To be honest, I would certainly have interpreted the pi/(n+1) to be outside the cosine as well since there is a pair of parenthesis around (1/2 + n) which is split separately, instead of being written on top of the division bar.

I don't know how a mathematician would read it, but it could really use an extra pair of parenthesis (unless you want to move the (1/2+n) above the division bar, but it might look ugly with the 1/2 in there).
Yes, probably I should correct this, if it's not getting lost in different typo lists

As a kind of a justification, though, I should say that at least back when I was writing this, my expectation was that the reader would really think along, also working through the math and not simply taking the formulas for granted (otherwise I simply could have written down the final solution instead of all this text), in which case it should be clear that the fraction is a part of the cosine argument, since this formula is a solution of the equation directly above

And, as a remark, if the fraction was outside of a cosine, I probably would have expected a dot in between, the missing dot immediately raising the question of where the fraction actually belongs

Ivan_C
KVRian
1065 posts since 11 Aug, 2004 from Breuillet, France
Yes I meant the arguments should all be inside the parenthesis, whatever the i and N offsets because of the notation

mystran
KVRAF
4981 posts since 12 Feb, 2006 from Helsinki, Finland
Somewhat related (or not), one can design pretty good Hilbert-transformers by starting from an elliptic two-phase half-band filter, converting that into a Hilbert-transformer and then using frequency warping to move the lower cutoff-edge to some suitable low frequency at the cost of wider high-frequency transition.
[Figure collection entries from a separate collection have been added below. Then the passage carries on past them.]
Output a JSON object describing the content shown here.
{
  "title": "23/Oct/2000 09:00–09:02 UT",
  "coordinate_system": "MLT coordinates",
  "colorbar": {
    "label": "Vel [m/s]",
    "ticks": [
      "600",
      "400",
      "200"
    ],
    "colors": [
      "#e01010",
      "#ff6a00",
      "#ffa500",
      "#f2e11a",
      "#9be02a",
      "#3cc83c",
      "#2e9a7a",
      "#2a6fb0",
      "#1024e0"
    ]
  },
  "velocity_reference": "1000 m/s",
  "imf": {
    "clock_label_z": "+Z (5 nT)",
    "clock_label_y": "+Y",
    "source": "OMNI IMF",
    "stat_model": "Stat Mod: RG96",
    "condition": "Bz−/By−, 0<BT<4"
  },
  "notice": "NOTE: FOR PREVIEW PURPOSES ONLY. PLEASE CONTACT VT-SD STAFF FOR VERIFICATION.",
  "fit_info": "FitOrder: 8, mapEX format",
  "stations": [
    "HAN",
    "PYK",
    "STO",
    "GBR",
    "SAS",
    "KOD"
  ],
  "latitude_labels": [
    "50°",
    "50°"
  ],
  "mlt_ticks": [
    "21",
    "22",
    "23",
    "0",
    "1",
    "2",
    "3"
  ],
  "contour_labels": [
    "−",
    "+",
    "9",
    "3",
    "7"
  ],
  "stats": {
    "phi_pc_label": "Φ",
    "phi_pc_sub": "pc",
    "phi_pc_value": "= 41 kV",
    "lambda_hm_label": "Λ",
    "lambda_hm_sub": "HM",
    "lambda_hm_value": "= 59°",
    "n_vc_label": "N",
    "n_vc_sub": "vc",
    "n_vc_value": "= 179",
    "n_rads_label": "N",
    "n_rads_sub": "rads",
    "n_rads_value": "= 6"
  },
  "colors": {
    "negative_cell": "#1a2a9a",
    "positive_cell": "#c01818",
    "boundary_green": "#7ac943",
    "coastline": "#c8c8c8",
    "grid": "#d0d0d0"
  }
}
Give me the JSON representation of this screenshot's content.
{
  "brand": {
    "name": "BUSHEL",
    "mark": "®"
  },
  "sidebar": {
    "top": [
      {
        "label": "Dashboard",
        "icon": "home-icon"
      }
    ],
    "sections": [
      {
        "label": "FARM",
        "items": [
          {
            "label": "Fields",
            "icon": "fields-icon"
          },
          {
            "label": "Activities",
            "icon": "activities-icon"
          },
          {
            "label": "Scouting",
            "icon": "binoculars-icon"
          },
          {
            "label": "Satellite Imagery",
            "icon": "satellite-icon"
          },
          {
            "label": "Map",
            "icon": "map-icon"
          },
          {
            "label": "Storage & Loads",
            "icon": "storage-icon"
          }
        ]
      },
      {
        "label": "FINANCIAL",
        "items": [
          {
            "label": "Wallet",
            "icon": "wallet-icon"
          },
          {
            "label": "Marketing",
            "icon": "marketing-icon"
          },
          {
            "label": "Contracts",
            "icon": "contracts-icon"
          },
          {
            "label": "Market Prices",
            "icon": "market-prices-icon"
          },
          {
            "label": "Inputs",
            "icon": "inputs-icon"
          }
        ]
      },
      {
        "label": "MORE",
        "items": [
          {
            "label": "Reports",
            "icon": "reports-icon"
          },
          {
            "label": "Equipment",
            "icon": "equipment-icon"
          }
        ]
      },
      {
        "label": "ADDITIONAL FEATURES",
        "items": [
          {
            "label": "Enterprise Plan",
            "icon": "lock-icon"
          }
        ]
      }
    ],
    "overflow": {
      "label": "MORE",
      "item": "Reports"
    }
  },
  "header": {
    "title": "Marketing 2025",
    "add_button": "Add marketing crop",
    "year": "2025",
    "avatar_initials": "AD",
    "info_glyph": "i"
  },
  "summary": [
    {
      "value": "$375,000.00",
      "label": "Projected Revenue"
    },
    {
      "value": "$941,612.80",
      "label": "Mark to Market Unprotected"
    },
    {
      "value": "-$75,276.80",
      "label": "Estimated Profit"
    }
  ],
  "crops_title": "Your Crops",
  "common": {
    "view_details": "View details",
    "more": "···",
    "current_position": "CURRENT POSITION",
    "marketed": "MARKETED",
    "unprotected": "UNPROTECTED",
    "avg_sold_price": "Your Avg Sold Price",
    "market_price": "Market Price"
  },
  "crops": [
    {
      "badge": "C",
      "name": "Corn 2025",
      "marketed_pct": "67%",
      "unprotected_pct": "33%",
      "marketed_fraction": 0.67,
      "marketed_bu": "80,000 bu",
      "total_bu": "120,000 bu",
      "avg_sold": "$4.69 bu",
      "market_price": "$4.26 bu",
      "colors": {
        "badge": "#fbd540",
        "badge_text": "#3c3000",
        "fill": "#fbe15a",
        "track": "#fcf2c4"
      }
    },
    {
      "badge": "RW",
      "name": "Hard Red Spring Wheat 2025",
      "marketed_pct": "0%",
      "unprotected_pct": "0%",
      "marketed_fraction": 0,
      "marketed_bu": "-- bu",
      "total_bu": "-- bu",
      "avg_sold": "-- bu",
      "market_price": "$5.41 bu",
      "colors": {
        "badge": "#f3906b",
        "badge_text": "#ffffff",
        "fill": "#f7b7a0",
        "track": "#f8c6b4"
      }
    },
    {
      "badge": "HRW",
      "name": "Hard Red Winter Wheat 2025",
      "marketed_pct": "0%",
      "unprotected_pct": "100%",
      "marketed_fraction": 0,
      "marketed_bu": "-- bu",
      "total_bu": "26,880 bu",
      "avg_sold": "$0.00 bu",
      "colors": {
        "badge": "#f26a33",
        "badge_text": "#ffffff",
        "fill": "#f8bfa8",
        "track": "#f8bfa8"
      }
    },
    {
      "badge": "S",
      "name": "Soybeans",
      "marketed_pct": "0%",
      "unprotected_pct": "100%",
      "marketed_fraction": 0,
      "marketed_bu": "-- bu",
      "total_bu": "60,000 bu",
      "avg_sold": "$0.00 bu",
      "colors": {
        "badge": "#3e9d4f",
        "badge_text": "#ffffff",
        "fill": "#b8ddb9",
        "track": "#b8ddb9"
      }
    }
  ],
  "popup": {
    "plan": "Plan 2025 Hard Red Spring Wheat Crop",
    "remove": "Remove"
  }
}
Beyond improving the response in general (after all, the low-frequency response is usually much more important than the high-frequency response), this makes it straight-forward to maintain the low-frequency response for varying sampling rates (eg. you can just recalculate the warping coefficient and everything else can stay the same).

This paper probably gives the most straight-forward treatment of the whole thing: https://www.cct.lsu.edu/~eberdahl/Paper ... hnique.pdf
If you'd like Signaldust to return, please ask Katinka Tuisku to resign.

Z1202
KVRian
958 posts since 12 Apr, 2002
mystran wrote:Somewhat related (or not), one can design pretty good Hilbert-transformers by starting from an elliptic two-phase half-band filter, converting that into a Hilbert-transformer and then using frequency warping to move the lower cutoff-edge to some suitable low frequency at the cost of wider high-frequency transition. Beyond improving the response in general (after all, the low-frequency response is usually much more important than the high-frequency response), this makes it straight-forward to maintain the low-frequency response for varying sampling rates (eg. you can just recalculate the warping coefficient and everything else can stay the same).

This paper probably gives the most straight-forward treatment of the whole thing: https://www.cct.lsu.edu/~eberdahl/Paper ... hnique.pdf
I strongly suspect that this technique might be a discrete-time equivalent of the analytic technique I described later in my book (or rather vice versa, the one described in the book is an equivalent of this one, since the book was written later ), possibly both being related via bilinear transform (which then does the job of the "arctangent scale" used in the book). It's somewhat surprising the discrete-time technique seems to be restricted to the odd orders though.

1eqinfinity
KVRist
201 posts since 29 Apr, 2012
Hello again, everyone
Am I right that it's ok to build pure (not multimode) HP ladder using lowpasses, but taking (in - lp) as the filters' outputs?
The underlying filters are then processed as lowpasses, but the Gn and Sn for the whole ladder are derived from yn = xn - (g(x - yn) + sn).